Making Memories is designed as an interdisciplinary project anchored in the humanities and informed by cultural memory theories. Our empirical material covers aesthetic articulations from different arts and media, and our team has a strong and differentiated expertise. An interdisciplinary design of the project is necessary because we not only intend to analyse and discuss separate works, but also explore their interrelationship and dynamic dialogue. This choice is justified by the definition of cultural memory as a product of representations and performances shaped by circulation, communication and competition between arts and media in the public sphere. It must be approached as meaning-making acts with multiple participants and analysed in an overarching perspective. To include interpretations of different aesthetic articulations – from avantgarde theatre to blockbuster movies – in a perspectivist, interdisciplinary approach is the essence of the project.
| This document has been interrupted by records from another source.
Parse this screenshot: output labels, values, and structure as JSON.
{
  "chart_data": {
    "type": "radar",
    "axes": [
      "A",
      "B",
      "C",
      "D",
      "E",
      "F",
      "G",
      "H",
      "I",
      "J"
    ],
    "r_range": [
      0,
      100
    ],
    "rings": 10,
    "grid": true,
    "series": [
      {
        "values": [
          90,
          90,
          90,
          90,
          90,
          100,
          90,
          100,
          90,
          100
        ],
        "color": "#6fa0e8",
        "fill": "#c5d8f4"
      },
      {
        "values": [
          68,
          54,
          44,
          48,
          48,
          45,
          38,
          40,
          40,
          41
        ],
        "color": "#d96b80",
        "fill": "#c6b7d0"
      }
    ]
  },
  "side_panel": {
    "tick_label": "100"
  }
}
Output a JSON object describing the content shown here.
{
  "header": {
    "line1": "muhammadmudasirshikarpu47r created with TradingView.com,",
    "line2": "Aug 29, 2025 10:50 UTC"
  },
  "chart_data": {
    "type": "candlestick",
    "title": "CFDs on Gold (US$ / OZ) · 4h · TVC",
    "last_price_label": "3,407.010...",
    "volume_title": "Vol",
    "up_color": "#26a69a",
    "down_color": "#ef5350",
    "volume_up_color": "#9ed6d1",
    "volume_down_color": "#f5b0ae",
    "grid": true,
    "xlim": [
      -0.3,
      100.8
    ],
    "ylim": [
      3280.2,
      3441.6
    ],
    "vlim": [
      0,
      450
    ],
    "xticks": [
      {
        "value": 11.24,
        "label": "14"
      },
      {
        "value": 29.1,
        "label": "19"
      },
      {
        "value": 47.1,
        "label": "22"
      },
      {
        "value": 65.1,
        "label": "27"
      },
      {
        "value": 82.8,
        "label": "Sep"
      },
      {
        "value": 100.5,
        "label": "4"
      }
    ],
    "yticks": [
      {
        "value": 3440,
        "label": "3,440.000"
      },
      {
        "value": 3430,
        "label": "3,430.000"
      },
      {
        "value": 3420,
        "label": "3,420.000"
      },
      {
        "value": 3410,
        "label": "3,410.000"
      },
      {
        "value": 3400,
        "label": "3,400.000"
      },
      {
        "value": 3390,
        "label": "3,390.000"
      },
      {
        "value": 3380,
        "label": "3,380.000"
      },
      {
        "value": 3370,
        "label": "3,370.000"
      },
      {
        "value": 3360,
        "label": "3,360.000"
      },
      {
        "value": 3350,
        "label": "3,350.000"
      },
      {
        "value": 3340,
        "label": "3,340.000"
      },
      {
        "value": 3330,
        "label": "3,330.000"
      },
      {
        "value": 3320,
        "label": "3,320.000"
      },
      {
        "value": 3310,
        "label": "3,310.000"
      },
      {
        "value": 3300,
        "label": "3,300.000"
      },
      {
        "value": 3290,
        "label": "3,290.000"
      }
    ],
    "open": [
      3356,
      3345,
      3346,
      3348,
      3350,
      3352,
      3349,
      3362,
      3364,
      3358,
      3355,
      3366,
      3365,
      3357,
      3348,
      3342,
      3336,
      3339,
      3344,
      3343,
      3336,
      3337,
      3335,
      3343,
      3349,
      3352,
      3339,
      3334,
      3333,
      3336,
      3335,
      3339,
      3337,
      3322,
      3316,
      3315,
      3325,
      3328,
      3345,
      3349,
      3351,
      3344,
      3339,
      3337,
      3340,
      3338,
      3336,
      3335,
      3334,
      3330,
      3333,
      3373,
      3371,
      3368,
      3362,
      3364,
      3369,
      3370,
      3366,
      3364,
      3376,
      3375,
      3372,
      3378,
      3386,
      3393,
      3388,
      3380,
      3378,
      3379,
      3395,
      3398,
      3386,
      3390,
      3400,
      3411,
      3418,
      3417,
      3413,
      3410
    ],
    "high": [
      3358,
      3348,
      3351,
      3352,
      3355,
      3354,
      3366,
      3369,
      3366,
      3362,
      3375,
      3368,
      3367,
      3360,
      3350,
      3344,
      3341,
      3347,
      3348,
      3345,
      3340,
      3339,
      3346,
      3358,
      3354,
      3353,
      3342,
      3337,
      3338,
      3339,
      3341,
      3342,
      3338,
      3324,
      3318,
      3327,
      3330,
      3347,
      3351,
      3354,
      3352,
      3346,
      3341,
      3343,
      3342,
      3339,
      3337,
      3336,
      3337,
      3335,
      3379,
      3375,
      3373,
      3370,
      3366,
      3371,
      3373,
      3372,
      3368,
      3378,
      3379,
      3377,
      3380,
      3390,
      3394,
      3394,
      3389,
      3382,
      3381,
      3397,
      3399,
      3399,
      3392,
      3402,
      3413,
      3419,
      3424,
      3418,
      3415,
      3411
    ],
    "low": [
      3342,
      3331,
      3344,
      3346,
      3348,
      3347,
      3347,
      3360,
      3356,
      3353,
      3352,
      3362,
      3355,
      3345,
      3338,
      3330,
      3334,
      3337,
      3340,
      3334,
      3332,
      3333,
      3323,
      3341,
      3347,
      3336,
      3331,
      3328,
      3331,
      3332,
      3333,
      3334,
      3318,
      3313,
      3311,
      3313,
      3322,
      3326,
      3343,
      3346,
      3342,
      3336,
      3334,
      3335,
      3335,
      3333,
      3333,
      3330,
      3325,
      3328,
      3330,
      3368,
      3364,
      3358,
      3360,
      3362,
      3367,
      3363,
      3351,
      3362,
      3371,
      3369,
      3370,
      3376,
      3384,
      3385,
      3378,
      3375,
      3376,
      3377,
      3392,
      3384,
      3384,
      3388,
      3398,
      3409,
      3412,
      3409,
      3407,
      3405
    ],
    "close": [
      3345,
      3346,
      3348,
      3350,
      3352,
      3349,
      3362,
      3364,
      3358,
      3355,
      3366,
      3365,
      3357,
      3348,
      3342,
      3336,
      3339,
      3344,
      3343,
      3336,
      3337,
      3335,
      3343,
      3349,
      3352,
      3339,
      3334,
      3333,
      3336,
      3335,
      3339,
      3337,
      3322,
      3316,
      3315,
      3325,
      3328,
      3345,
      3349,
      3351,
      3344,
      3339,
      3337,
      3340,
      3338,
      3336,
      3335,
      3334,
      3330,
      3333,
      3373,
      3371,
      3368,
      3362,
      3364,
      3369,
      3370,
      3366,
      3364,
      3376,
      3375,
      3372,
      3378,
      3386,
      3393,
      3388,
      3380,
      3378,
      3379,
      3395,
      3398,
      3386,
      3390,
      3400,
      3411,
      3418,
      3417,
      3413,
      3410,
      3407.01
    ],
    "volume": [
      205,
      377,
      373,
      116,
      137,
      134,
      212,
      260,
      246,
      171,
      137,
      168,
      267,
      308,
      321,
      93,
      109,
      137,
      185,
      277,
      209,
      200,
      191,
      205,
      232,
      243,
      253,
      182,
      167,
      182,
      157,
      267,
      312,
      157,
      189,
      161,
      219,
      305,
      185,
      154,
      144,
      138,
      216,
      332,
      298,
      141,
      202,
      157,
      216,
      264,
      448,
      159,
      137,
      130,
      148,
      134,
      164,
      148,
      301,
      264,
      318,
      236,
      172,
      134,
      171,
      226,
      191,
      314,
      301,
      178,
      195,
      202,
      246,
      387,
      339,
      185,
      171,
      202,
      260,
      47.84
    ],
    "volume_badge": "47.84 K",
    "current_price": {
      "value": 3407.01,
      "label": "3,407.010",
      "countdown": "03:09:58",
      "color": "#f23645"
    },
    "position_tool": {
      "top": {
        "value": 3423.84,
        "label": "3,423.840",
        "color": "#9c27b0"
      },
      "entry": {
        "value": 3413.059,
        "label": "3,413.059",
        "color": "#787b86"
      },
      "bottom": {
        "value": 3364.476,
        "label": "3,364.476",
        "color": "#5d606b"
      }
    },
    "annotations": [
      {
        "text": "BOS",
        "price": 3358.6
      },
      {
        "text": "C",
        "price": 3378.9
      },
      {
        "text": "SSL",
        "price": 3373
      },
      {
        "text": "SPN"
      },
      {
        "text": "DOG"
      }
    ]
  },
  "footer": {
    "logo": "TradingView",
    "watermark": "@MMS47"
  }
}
We identify three central issues, corresponding to work packages 1, 2, and 3. Read more about these below, and in the section for work packages.
Postmemory
The voices of today no longer belong to, or are committed to, the first generation of lived experiences. This situation means that contemporary stories and interpretations are second, third, or fourth hand, and thus mixed up with representational strategies and genre conventions from different pretexts. Aesthetic articulations of WWII are also often adaptations from one genre or medium to another, or heavily informed by non-fiction material. As such, they either tend to provoke harsh discussions about historical veracity versus fictional freedom or smoothly tie in with perceptions and prejudices without making much ado. In the first case, discussions revolve around questions of empirical facts and interpretations of past events, often initiated by historians who respond to what they see as incorrect information or unfortunate misrepresentations. In the second case, fictional forms manage to articulate the past in words and images that seem plausible and real to such an extent that they avoid objections. Contemporary aesthetic articulations tend to use this past-present and fiction-fact dualism not as a schematic opposition but as a paradigm to be both questioned and deconstructed. A pressing knowledge need is to understand these articulations as formative agents in dynamic reconsiderations of the past.
Postnationalism
The discourses and representations of WWII are often closely connected with notions of nationality. Post-war memory constructions in Norway were for a long time dominated by narratives about heroic achievements and the restoration of national independence. Aesthetic articulations today are still addressing national issues, but these are now contested in the public debate and challenged by counter- and polyvocal narratives. In the first case, discussions revolve around ways of representing key actions and symbolic ambassadors in the history of the nation, such as the sabotage action at Vemork and King Haakon’s refusal to resign. In the second case, stories from other perspectives occur, notably the destiny of the Norwegian Jews, the stories of women who fell in love with German soldiers, or the disastrous events in Northern Norway. Contemporary aesthetic articulations tend to use these stories and symbols to reconsider the strength of local and transcultural memory at the expense of, or in contrast to, national identities. It is important to understand this dynamic and analyse the web of nation-addressing narratives as well as their construction and deconstruction of collective identities.
Post July 22
The events of WWII are often used as a reference when acute societal crises occur. “Never again” and “Not since” as well as a unity targeting rhetoric of “we” and “our common past” are frequent formulations when WWII is called on in public discourse. Exactly this rhetoric was activated in the aftermath of July 22, 2011, when the terror attacks, conducted by a Norwegian right-wing fanatic, took place. Governmental representatives and other politicians compared the two crises in a unifying effort which quickly revealed a not so uniform picture. Mourning and remembering practices became issues of disagreement and conflict, and the monumental “we” dissolved in many different subjectivities. Interestingly, this comparative force continues to emerge in aesthetic articulations, hypothetically implying that an acutely felt threat in the present (terror) has a long-term cultural impact comparable to a war or is rooted in the past. A pressing knowledge need is to understand how the proposed relationship between WWII and July 22 whirls up a plethora of adversative responses, and how it addresses neo-nationalist and potentially anti-democratic developments.